Update scheme for Batchnorm momentum

Stefaanhess · August 23, 2018, 2:16pm

I am trying to use an update scheme for the moving average of the batch normalization in my model. Does anyone have an idea how to achive this?
Here is a snippet of my network:

for subnetwork in ['h_net', 'o_net', 'c_net']:
    setattr(self, subnetwork, nn.Sequential(nn.Linear(input_dim, 80),
                                            nn.ReLU(),
                                            nn.Batchnorm1d(80),
                                            nn.Linear(80, 40),
                                            nn.ReLU(),
                                            nn.BatchNorm(40),
                                            nn.Linear(40, 1),
                                            nn.ReLU()))

In the end I sum up the results of the different subnetworks.

ptrblck · August 23, 2018, 3:49pm

Could you explain your use case a bit more as I’m not sure to understand it completely.
Currently you have three subnetworks using BatchNorm layers.
Would you like to change the update of the running averages, i.e. mean and std?
Or would you like to average the running averages of your three subnetworks somehow?

Stefaanhess · August 23, 2018, 4:06pm

I want to change the update of the running averages according to a * b**(x/c), where a, b, c are choosen and x is the learning epoch. So at the end of every epoch I want to set the running averages.
Here is the a quote from the paper that I try to implement:
“If Batch Normalization is used, the parameter for moving average will be a * b**(x/c)”

ptrblck · August 23, 2018, 5:11pm

Your formula a*b**(epoch/c) would therefore be the momentum term?
I.e. your running stats would be updated for each batch as:

momentum = a * b**(epoch/c)
x_new_running = (1 - momentum) * x_running + momentum * x_new_observed

Stefaanhess · August 28, 2018, 11:29am

Thanks for your reply!
I tried to update the momentum with the following code:

        for subnetwork in self.children():
            for layer in subnetwork.children():
                if type(layer) == torch.nn.BatchNorm1d:
                    layer.momentum = a * b**(self.epoch/c)

which seems to work.

len · April 10, 2019, 9:43pm

@Stefaanhess, depending on your network structure, your code might not work. For example, if the children of layer have children with batch norm children, you will never touch them.

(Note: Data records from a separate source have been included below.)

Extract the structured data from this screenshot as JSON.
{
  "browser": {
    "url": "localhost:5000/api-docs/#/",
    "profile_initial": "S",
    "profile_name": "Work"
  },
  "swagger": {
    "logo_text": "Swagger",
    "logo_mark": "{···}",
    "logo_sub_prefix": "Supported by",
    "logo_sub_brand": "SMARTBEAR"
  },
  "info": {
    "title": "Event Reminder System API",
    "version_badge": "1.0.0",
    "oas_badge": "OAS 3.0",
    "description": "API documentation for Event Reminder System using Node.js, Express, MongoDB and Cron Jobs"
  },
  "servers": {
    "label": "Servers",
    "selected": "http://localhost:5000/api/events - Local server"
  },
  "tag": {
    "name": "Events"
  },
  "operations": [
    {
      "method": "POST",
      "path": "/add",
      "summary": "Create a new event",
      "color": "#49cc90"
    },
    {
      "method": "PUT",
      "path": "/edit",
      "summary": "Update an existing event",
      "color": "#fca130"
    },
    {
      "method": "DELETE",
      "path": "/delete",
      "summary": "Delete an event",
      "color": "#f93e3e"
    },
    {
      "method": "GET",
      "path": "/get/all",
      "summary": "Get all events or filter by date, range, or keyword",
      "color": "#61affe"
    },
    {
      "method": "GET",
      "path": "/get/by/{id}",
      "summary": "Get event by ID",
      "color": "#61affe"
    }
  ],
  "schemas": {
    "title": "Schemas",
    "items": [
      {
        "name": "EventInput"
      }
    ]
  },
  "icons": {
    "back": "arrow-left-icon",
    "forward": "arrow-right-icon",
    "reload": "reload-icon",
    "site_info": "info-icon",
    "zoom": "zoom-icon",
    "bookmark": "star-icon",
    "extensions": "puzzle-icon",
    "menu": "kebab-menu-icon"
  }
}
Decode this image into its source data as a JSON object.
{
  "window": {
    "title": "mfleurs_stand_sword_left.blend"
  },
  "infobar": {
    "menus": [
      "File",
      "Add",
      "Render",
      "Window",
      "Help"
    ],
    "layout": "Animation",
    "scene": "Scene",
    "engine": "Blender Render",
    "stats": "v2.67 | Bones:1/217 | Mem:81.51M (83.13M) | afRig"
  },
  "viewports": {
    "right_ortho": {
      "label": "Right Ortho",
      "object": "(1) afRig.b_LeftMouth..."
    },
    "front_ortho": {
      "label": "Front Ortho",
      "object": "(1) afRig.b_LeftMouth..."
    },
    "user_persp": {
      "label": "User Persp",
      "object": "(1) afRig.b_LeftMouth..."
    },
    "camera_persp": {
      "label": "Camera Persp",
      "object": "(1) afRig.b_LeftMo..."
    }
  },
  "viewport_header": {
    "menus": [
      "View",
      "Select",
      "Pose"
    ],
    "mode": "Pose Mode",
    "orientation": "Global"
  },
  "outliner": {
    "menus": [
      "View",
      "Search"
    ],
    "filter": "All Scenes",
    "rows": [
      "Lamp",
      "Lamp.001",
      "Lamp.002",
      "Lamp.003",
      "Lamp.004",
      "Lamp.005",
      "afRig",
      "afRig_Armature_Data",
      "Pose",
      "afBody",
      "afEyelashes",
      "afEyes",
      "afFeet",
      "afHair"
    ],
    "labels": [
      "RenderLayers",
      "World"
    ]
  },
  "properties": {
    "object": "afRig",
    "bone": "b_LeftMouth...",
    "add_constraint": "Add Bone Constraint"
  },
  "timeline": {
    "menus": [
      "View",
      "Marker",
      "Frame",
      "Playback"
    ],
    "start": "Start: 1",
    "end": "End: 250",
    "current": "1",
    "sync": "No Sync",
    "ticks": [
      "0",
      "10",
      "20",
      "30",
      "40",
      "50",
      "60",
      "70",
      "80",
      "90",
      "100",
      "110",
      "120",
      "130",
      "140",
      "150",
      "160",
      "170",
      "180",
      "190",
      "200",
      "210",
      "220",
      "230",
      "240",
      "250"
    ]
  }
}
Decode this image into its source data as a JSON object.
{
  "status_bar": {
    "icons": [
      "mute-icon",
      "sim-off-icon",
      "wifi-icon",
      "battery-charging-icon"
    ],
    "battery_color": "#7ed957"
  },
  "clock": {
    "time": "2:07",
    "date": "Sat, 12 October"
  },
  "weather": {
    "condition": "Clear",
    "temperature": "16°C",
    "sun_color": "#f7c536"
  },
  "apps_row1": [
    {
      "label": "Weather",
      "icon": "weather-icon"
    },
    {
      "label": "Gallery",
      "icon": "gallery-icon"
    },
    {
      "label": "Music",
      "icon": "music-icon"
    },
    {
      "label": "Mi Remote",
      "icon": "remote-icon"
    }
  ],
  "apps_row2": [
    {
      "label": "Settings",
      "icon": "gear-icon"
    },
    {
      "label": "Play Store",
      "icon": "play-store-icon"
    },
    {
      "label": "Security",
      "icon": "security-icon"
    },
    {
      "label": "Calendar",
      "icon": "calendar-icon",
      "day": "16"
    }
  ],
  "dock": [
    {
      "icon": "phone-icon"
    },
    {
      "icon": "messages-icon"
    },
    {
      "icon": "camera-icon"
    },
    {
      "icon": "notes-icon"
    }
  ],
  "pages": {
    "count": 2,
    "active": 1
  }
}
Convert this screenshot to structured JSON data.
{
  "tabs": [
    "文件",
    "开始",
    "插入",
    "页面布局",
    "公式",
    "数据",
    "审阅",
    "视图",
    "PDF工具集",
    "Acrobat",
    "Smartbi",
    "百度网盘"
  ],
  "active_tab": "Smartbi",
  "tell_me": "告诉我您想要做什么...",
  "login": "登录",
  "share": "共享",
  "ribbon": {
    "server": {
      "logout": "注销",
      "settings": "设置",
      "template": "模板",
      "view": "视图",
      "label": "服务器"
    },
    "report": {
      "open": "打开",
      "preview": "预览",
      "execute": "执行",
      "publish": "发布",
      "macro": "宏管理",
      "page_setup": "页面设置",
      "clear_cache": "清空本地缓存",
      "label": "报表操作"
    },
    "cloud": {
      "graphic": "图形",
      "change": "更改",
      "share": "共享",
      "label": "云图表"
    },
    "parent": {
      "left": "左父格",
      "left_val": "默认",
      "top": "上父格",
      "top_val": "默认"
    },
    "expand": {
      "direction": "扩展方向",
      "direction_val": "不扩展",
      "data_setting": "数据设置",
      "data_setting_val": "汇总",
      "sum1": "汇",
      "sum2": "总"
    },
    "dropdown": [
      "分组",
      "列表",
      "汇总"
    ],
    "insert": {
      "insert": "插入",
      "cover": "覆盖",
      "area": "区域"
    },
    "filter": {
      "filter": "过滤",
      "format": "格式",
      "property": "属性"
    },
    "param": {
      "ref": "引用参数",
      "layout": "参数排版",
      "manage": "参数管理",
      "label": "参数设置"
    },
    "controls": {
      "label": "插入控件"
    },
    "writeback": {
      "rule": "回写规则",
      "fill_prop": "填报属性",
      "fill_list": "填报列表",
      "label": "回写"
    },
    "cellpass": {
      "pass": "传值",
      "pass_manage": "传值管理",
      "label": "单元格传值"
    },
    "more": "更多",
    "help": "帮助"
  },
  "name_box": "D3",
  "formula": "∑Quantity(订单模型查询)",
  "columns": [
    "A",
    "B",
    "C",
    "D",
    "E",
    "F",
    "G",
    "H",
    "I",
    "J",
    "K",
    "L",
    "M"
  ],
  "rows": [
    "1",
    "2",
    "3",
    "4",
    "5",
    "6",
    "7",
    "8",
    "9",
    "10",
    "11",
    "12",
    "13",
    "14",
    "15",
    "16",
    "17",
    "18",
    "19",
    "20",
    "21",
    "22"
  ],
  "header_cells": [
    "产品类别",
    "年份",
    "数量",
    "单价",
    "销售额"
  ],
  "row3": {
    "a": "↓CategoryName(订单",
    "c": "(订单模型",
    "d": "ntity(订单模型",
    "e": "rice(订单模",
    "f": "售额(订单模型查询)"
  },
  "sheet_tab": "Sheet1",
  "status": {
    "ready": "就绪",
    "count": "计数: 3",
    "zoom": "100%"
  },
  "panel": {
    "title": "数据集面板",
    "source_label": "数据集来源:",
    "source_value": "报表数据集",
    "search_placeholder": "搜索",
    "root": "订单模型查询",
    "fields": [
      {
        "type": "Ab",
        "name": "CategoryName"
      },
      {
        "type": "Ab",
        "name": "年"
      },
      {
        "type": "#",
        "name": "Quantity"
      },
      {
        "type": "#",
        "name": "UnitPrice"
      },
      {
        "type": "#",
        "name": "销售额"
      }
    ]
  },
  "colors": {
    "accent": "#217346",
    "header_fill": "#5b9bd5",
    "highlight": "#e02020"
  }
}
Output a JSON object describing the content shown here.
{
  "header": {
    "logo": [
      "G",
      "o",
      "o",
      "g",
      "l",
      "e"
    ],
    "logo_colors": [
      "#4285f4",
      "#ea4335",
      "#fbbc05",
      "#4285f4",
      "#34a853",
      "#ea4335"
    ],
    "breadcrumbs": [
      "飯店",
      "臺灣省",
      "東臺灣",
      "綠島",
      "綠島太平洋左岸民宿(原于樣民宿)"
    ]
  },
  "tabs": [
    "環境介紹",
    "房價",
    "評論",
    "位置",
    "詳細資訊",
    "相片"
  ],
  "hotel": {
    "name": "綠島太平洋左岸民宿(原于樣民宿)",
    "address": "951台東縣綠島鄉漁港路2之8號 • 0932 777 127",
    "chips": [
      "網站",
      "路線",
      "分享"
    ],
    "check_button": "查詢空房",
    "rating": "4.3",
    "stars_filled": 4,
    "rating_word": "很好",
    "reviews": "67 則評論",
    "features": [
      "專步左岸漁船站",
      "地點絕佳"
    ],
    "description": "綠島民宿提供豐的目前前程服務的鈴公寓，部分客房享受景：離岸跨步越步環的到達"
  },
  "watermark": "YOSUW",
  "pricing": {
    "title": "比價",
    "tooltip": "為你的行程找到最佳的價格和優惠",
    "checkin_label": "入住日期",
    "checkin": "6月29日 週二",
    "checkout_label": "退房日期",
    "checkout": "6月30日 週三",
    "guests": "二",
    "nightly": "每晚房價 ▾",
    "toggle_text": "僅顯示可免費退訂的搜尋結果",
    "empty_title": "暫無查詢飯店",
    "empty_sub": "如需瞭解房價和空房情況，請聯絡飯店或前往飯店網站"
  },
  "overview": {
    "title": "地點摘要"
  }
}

I use this to recursively search for all batch norm children to update:

def recursive_batch_norm_update(child):
    
    if type(child) == torch.nn.BatchNorm1d:
        child.momentum = a * b**(self.epoch/c)
        return
    
    for children in child.children():
        lowest_child = recursive_layer(children)
    
    return

then just call

recursive_batch_norm_update(network)

MariosOreo · April 11, 2019, 5:48am

I think model.modules() will also work. It search sub_modules recursively.